There’s plenty of strength in this report but it’s centered in the near-term, less so in the coming months. Other data include a 5.5 percent gain for completions to a 1.055 million rate led here by a 9.7 percent gain for the multi-family component with single-family homes up a very solid 3.9 percent. Regionally the West, which is key region for builders, is showing the most strength in this report followed by the Midwest. The South is mixed and the Northeast is mostly soft.

111708

111709

111710

111711

Highlights

The Philly Fed continues to pick up signs of strength in the long dormant factory sector. The November headline looks tame at plus 7.6 but most of the details are very strong. New orders are up for a third month in a row and at very sharp multi-year high of 18.6. And unfilled orders make a rare appearance in the plus column at 4.1.

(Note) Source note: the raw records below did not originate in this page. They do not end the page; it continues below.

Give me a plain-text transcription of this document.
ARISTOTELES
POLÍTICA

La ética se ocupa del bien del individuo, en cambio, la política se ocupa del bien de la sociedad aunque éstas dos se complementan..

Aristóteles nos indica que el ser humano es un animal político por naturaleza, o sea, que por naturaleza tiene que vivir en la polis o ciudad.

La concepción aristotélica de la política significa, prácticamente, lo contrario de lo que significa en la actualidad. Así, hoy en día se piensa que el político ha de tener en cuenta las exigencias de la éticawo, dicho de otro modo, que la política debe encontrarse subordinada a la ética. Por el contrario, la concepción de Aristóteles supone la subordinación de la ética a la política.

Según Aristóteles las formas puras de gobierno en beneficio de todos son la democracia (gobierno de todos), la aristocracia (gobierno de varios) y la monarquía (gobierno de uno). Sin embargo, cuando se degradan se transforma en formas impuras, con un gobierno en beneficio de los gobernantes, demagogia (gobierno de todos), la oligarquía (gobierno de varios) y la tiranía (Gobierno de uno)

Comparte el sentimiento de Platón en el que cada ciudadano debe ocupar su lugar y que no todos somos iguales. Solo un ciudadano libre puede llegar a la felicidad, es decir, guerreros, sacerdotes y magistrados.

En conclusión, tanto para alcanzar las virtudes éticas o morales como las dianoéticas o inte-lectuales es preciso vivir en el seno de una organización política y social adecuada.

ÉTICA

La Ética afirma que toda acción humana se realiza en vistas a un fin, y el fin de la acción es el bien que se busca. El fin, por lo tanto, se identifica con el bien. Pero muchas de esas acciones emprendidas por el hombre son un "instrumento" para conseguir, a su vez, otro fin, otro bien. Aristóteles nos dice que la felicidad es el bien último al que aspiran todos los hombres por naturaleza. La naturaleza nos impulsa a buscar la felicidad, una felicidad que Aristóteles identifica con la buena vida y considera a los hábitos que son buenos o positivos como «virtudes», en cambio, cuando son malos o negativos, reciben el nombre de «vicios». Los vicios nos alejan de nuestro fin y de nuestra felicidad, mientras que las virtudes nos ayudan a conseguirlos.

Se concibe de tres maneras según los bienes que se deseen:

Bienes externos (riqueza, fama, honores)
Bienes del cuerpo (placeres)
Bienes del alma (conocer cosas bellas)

Shipments are at 19.5 and inventories, which are usually negative, are also in the plus column and strongly so at 13.4. Underscoring all the strength is solid and sudden life in prices with input costs surging nearly 20 points to 27.5 and selling prices also surging nearly 20 points to 16.0. The weakness in the report is in employment which continues to run in the negative column, at minus 2.6. However, if the strength in orders is repeated in the coming months, new hiring in the Mid-Atlantic factory sector is bound to begin.

Today’s report adds to a mix of indications, including the details of yesterday’s industrial production report, that the factory sector appears to be accelerating into the 2016 close.